Pour autant, des carences lourdes demeurent : seuls 22% ont accès à l'électricité, et l'indice de développement humain du Cambodge reste encore en dessous de la moyenne régionale. La malnutrition toucherait encore 40% des enfants cambodgiens, et la disparité entre les villes et les campagnes est encore très forte.

3. La « Printemps birman » ou la transition octroyée

La transition politique en Birmanie , depuis l'été 2011, est sans précédent, puisque ce bouleversement majeur est aussi en quelque sorte une transition « octroyée 64 ( * ) » par le pouvoir, sous l'impulsion du Président Thein Sein.

Elle s'est traduite par la libération de prisonniers politiques, la signature d'accords de cessez-le-feu entre le gouvernement et plusieurs groupes ethniques armés, des mesures de libéralisation politique, sociale et économique, l'élection au parlement d'Aung San Suu Kyi et d'une quarantaine de membres de son parti, la LND, lors des législatives partielles d'avril 2012. La première visite d'Aung San Suu Kyi en Europe depuis 24 ans (Oslo, Genève, Dublin, Londres, Oxford, Paris) en juin 2012, pour recevoir son prix Nobel de la paix, en a été le symbole.

En avril 2013, le Conseil des Affaires étrangères de l'Union européenne a décidé de ne pas renouveler les sanctions à l'encontre la Birmanie (à l'exception de l'embargo sur les armes).

Naturellement, ces évolutions positives ne règlent pas les questions lancinantes que sont les droits de l'opposition politique, ceux des minorités ethniques, celle des prisonniers politiques encore en détention et celle des restrictions de l'accès humanitaire, qui demeurent d'importantes sources de préoccupation. Les tensions interethniques et interreligieuses sont vives comme en témoignent les violences croissantes entre bouddhistes et musulmans : initialement cantonnées dans le Kachin, elles gagnent peu à peu du terrain. La situation de l'Arakan est plus que préoccupante.
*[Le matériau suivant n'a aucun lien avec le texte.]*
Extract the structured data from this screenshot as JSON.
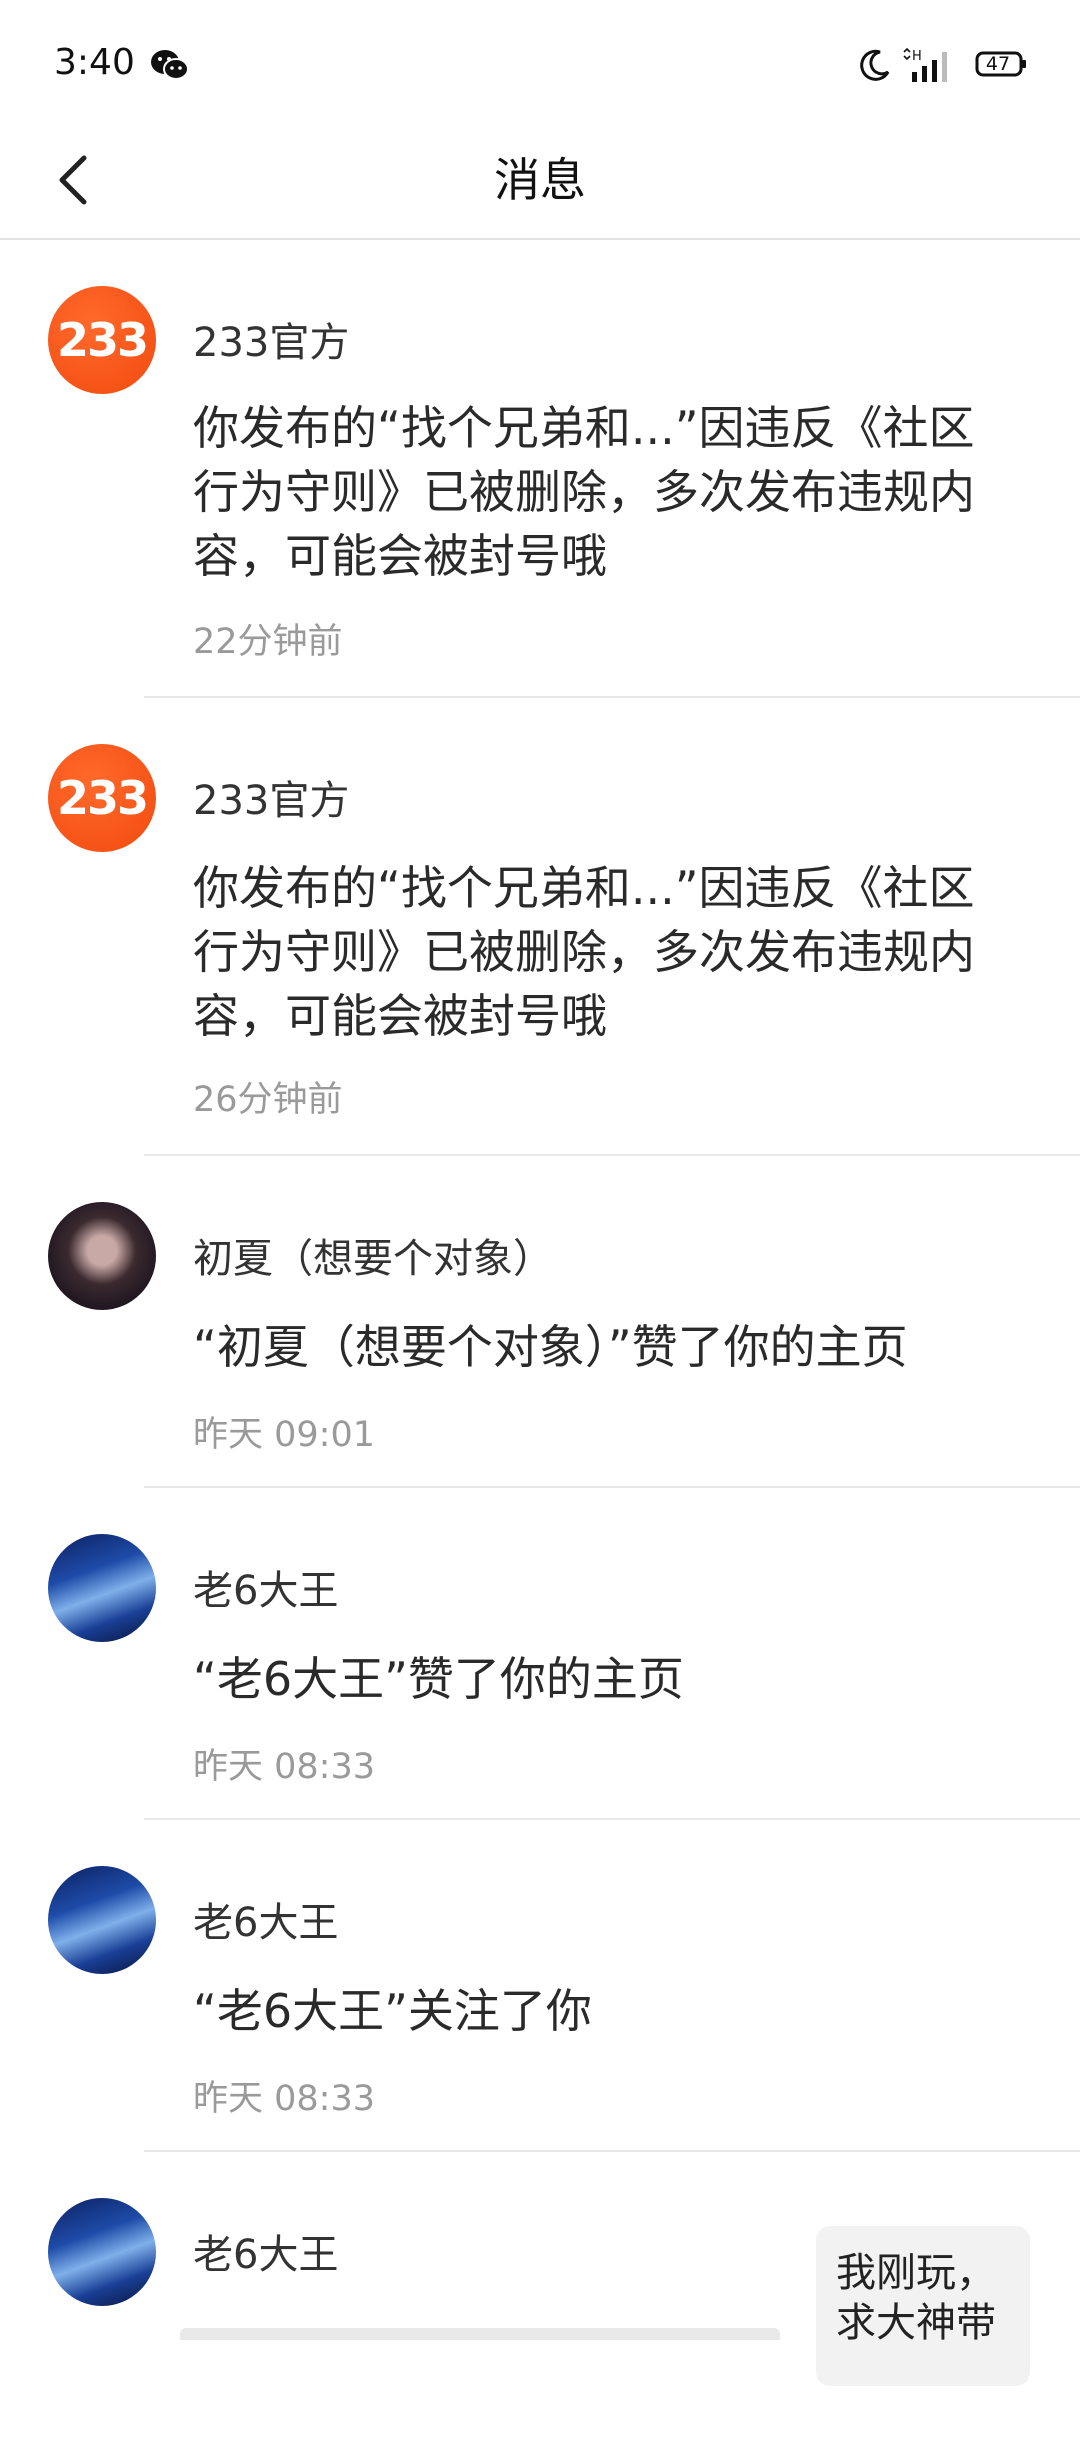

Le soutien de la France à une transition politique encore marquée par une certaine ambiguïté et qui est appelée, en tout état de cause, à s'approfondir 65 ( * ) (on pense notamment à la révision constitutionnelle , au rôle et au poids de l'armée , encore prégnant, au sein des institutions) se manifeste notamment par le biais de l'aide au développement , l'autorisation ayant été donnée, en mars 2012, pour l'Agence française de développement, d'intervenir en Birmanie dans les domaines de l'agriculture, de l'eau et de l'assainissement, et de la santé. La France a également amplifié son soutien à la société civile birmane.

Certains partenaires sont particulièrement actifs en Birmanie. Ainsi en est-il des États-Unis , sur le plan économique, depuis la levée de l'interdiction des investissements américains en juillet 2012.

4. Le Laos en mutation

Pays peu peuplé (6,6 millions d'habitants) et enclavé, le Laos appartient lui aussi à la catégorie des pays les moins avancés.
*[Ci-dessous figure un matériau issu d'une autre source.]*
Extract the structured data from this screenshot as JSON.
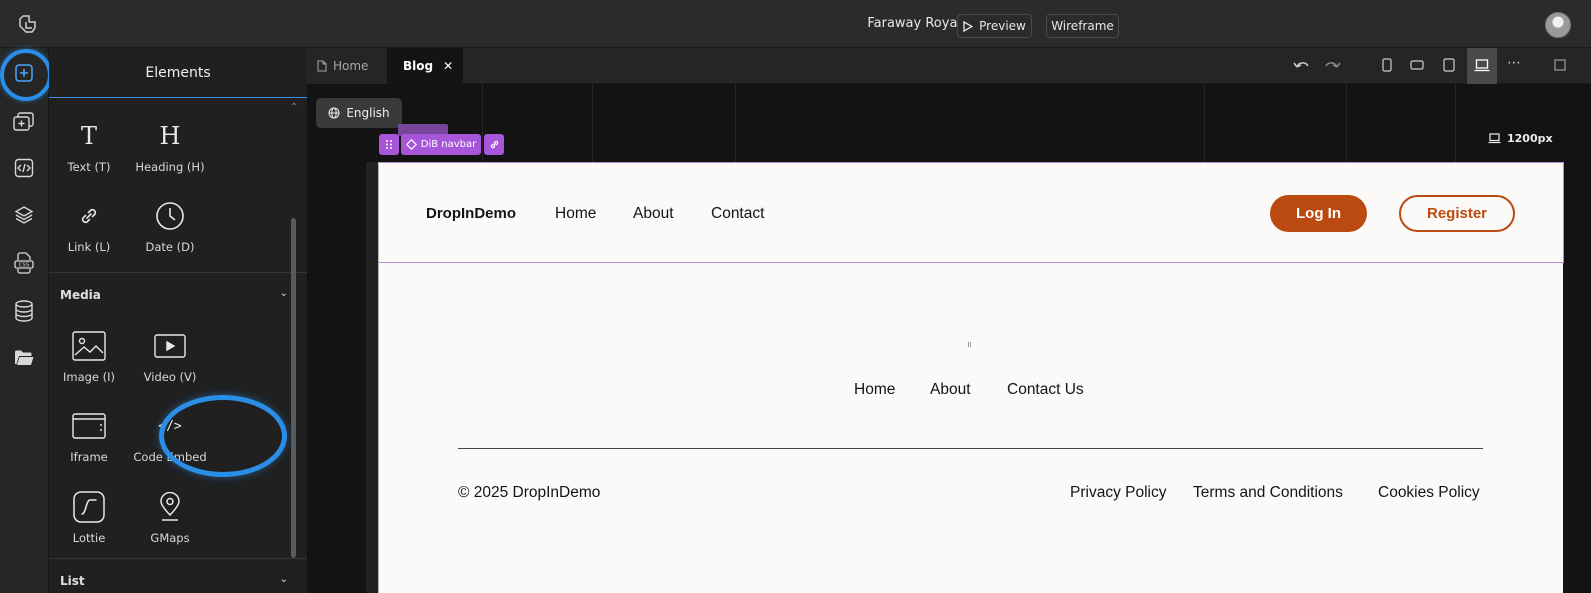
{
  "header": {
    "project_title": "Faraway Royal Ibis",
    "preview_label": "Preview",
    "wireframe_label": "Wireframe"
  },
  "rail": {
    "icons": [
      "add-element-icon",
      "add-section-icon",
      "code-icon",
      "layers-icon",
      "css-icon",
      "database-icon",
      "folder-icon"
    ]
  },
  "panel": {
    "title": "Elements",
    "basic_items": [
      {
        "label": "Text (T)",
        "icon": "text-icon"
      },
      {
        "label": "Heading (H)",
        "icon": "heading-icon"
      },
      {
        "label": "Link (L)",
        "icon": "link-icon"
      },
      {
        "label": "Date (D)",
        "icon": "clock-icon"
      }
    ],
    "media_section": "Media",
    "media_items": [
      {
        "label": "Image (I)",
        "icon": "image-icon"
      },
      {
        "label": "Video (V)",
        "icon": "video-icon"
      },
      {
        "label": "Iframe",
        "icon": "iframe-icon"
      },
      {
        "label": "Code Embed",
        "icon": "code-embed-icon"
      },
      {
        "label": "Lottie",
        "icon": "lottie-icon"
      },
      {
        "label": "GMaps",
        "icon": "map-pin-icon"
      }
    ],
    "list_section": "List"
  },
  "tabs": [
    {
      "label": "Home",
      "active": false
    },
    {
      "label": "Blog",
      "active": true
    }
  ],
  "canvas": {
    "language": "English",
    "width_label": "1200px",
    "selection_label": "DiB navbar"
  },
  "page": {
    "brand": "DropInDemo",
    "nav_links": [
      "Home",
      "About",
      "Contact"
    ],
    "login_label": "Log In",
    "register_label": "Register",
    "accent_color": "#bb4a10",
    "footer_links": [
      "Home",
      "About",
      "Contact Us"
    ],
    "copyright": "© 2025 DropInDemo",
    "legal_links": [
      "Privacy Policy",
      "Terms and Conditions",
      "Cookies Policy"
    ]
  }
}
Après le renversement de la monarchie en 1975, la République démocratique populaire lao s'est efforcée de bâtir un État centralisé autour d'une idéologie d'inspiration communiste, incarnée par un parti unique : le Parti populaire révolutionnaire lao (PPRL). Durant les premières années du régime, l'ouverture de "camps de rééducation", la mise sous tutelle du clergé bouddhiste, la nationalisation du commerce et le programme de collectivisation agraire ont provoqué la fuite de 10% de la population, dont la majeure partie de l'élite et des classes moyennes.

S'ouvrant progressivement, depuis la fin des années 1980, à l'économie de marché, le Laos reste encore marqué par une politique à régime unique communiste d'obédience marxiste-léniniste, par une certaine défiance vis-à-vis de l'extérieur ainsi que par un certain nombre de rigidités et de lourdeurs administratives.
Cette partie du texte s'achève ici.